Tatum hasn’t looked fully himself since contracting the virus back in early January. He’s still an incredibly positive force for Boston, but he’s been slow and disengaged at times. Whether or not that’s the result of ongoing recovery or simply manifestation of frustration with how the season has played out is something only he will know for certain, but Tatum doesn’t currently look the part of the best player on a championship contender.

And he probably shouldn’t be expected to be just yet. It’s exceedingly rare that a title team has a best player his age. In fact, just three times since the ABA/NBA merger has a player 22 or younger been even arguably the best player on a team that won a championship. Magic Johnson was 20 years old when the Los Angeles Lakers won a title in his rookie year at the age of 20. He happened to be paired with Kareem Abdul-Jabbar at the time. The other instance came via the Spurs, when Tim Duncan and Kawhi Leonard won Finals MVP honors at the age of 22 in 1999 and 2014 respectively.

Tatum is good enough that some day it may be fair to expect him to raise the level of his team to competitiveness night after night, but this year - at his age, dealing with COVID and given his surrounding talent – is not the time to hold him to such a standard. His play being simply great rather than otherworldly is nonetheless a reason why the Celtics aren’t performing at a higher level. Everyone else deserves to take a portion of that blame as well. No one is quite locked in enough on defense, and aside from Jaylen Brown, the entire team has been performing slightly below expectations on the offensive end.

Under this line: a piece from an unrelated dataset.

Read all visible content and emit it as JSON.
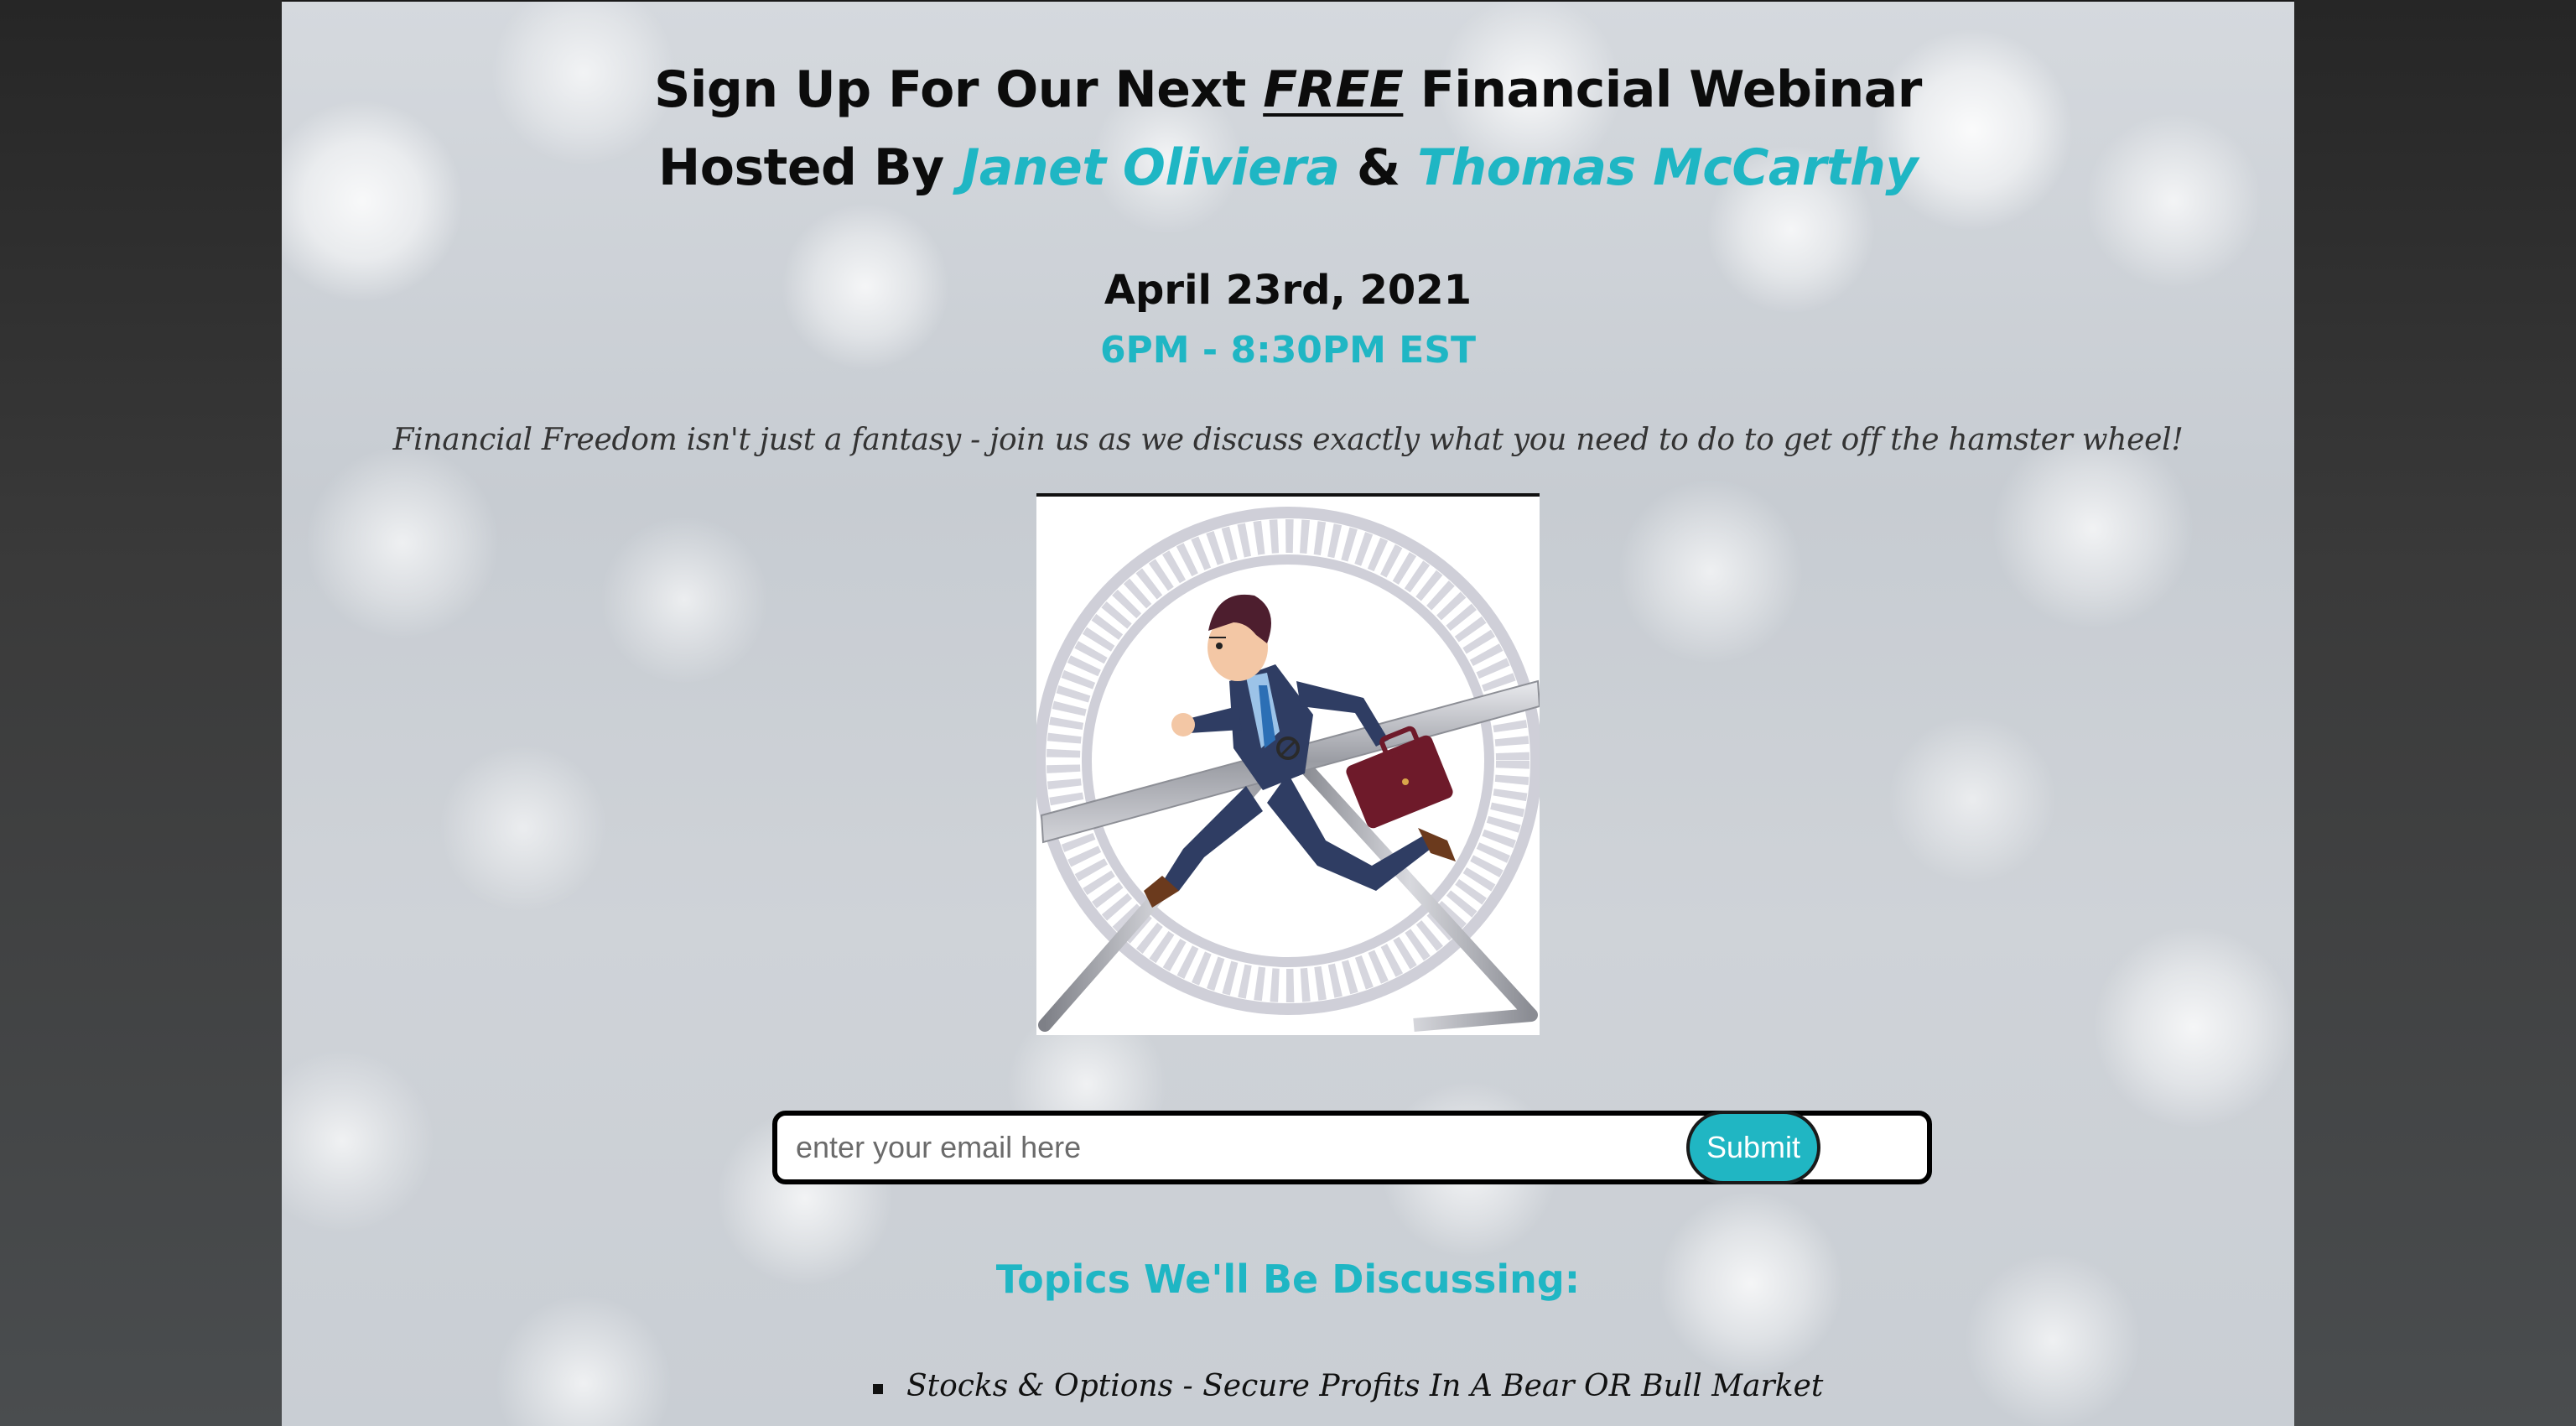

There is a commonality across all the potential reasons for Boston’s struggles this year. Almost everything that has gone wrong has had a fairly reasonable explanation as to why. To the optimist, they are simply a string of unfortunate events that have sunk the season thus far. To the pessimist, they are excuses for slew of poor organizational decisions and a coach who has lost the ear of his locker room. The truth, as always, likely lives somewhere in between.

Something clearly isn’t right in Boston, but the Celtics demise has been overstated by the most negative of observers. The remainder of the year will go a long way toward revealing just how much ground needs to be made up before Boston has the look of a contender again. Feel free to build your opinion on the matter however you see fit. There is no shortage of variables in play to construct a case.